Home >Technology peripherals >AI >An article discussing the application of SLAM technology in autonomous driving
Positioning occupies an irreplaceable position in autonomous driving, and there is promising development in the future. Currently, positioning in autonomous driving relies on RTK and high-precision maps, which adds a lot of cost and difficulty to the implementation of autonomous driving. Just imagine that when humans drive, they do not need to know their own global high-precision positioning and the detailed surrounding environment. It is enough to have a global navigation path and match the vehicle's position on the path. What is involved here is the SLAM field. key technologies.
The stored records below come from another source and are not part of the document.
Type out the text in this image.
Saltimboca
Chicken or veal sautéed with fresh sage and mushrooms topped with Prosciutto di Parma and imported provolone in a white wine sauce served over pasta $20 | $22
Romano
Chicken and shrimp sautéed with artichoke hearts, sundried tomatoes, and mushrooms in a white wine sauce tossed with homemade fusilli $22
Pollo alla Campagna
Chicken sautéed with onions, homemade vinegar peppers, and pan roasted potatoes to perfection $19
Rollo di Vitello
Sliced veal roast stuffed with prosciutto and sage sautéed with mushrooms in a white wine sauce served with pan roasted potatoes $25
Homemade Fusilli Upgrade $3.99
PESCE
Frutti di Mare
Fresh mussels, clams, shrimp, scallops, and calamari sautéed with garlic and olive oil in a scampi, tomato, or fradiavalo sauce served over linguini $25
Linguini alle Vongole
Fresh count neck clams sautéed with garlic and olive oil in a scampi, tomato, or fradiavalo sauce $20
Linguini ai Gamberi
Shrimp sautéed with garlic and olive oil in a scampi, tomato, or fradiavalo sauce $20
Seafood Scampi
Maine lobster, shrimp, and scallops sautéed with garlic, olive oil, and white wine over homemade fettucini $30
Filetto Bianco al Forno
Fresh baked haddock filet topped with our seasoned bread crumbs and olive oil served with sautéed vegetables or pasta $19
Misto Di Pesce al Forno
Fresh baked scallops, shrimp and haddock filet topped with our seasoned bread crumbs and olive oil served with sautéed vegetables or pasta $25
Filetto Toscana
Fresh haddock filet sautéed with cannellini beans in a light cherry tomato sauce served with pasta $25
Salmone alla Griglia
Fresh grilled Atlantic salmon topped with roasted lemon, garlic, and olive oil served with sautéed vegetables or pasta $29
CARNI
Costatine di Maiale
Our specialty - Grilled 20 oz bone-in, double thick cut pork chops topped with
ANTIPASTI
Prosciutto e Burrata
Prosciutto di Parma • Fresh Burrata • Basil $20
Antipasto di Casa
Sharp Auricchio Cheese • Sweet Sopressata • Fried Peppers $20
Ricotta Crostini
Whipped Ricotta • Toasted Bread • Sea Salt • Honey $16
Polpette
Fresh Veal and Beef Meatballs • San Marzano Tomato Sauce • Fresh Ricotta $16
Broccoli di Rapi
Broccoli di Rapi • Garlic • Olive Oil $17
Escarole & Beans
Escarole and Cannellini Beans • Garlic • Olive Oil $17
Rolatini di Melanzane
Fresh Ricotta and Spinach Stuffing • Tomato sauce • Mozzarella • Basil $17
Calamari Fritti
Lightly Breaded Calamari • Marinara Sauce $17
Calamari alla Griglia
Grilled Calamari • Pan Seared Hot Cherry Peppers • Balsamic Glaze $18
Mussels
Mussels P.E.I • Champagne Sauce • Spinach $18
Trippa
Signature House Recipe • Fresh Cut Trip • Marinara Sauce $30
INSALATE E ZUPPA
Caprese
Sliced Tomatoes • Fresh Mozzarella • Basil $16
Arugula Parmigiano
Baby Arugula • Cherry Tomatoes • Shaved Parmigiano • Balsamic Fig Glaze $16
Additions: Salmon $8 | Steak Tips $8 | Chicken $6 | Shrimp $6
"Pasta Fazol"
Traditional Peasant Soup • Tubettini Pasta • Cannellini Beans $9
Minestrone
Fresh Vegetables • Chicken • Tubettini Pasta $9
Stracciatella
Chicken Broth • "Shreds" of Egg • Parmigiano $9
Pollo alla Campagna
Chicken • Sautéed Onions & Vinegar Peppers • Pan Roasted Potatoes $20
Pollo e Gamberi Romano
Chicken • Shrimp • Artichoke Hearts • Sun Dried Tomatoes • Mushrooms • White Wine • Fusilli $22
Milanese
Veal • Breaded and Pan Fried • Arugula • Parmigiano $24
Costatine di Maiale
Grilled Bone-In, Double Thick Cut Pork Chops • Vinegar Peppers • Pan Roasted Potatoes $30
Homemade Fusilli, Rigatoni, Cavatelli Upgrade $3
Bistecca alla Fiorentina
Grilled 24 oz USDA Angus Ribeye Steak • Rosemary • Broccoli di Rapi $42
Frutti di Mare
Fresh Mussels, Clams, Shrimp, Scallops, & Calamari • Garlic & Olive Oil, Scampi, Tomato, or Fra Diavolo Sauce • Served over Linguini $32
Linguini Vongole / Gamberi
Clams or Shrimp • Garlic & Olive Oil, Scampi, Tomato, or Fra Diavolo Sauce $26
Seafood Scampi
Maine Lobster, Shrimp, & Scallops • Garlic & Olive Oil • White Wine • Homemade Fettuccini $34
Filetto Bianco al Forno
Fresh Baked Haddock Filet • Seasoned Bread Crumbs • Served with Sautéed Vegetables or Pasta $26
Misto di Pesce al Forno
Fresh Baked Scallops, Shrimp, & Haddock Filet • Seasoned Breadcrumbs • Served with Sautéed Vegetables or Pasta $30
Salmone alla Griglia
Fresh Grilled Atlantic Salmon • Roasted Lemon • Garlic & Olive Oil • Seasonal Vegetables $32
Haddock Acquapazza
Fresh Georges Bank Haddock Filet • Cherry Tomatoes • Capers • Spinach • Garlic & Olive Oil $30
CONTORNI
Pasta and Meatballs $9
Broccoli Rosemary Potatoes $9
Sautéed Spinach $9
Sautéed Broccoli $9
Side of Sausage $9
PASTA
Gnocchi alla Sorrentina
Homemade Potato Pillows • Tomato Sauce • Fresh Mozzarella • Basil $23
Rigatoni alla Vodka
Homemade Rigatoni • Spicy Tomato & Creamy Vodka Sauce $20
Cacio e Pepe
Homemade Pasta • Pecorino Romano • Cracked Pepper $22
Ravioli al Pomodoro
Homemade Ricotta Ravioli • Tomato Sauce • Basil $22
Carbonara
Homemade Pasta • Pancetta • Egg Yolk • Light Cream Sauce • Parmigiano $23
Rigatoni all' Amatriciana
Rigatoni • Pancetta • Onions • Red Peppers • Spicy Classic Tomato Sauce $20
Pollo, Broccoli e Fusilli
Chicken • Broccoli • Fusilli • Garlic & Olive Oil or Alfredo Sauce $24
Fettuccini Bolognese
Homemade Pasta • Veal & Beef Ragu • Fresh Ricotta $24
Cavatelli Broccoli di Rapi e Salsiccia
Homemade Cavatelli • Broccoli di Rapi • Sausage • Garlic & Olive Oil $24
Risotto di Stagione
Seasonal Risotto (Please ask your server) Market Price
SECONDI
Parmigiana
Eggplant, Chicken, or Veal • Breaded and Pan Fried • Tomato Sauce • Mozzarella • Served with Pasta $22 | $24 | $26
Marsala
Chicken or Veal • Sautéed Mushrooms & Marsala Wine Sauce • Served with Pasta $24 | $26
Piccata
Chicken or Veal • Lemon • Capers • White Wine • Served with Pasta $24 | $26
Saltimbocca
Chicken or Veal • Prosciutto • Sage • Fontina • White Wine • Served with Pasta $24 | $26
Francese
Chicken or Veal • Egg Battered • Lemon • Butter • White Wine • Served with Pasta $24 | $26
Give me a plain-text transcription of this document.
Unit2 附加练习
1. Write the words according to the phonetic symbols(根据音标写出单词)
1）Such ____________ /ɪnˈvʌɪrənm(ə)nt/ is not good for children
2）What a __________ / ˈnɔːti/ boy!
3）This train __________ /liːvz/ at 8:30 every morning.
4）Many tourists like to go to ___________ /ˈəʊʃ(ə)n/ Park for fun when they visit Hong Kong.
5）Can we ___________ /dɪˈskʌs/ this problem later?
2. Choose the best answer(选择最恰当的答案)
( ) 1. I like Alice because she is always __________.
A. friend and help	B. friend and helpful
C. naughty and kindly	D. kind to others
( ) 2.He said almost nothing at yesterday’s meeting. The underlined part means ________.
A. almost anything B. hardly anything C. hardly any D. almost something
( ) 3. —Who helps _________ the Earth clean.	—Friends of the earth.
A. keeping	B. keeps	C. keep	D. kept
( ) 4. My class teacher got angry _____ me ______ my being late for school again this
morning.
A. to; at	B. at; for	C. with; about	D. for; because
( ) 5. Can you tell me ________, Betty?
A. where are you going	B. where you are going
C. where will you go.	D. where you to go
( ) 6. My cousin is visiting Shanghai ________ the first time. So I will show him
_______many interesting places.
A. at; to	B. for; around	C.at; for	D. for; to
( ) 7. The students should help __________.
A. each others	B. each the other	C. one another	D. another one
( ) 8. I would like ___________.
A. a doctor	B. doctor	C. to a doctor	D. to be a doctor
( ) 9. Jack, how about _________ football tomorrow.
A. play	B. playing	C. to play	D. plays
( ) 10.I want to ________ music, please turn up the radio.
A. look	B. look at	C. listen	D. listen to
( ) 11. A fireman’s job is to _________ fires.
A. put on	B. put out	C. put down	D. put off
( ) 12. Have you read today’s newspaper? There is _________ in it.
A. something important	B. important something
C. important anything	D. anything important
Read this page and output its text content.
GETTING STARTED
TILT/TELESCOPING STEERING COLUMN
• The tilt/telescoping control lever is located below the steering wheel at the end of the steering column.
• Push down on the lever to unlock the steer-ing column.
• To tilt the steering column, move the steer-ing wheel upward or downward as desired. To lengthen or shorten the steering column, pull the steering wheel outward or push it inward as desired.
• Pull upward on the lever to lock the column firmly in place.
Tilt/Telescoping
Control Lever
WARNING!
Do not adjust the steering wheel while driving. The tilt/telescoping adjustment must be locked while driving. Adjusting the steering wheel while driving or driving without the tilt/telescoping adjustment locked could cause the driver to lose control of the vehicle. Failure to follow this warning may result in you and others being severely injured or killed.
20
SLAM (Simultaneous Localization and Mapping), also known as CML (Concurrent Mapping and Localization), real-time positioning and map Construction, or concurrent mapping and positioning. The problem can be described as: Put a robot into an unknown location in an unknown environment. Is there a way for the robot to gradually draw a complete map of the environment while deciding in which direction the robot should move? For example, a sweeping robot is a very typical SLAM problem. The so-called complete map (a consistent map) means that it can travel to every accessible corner of the room without obstacles.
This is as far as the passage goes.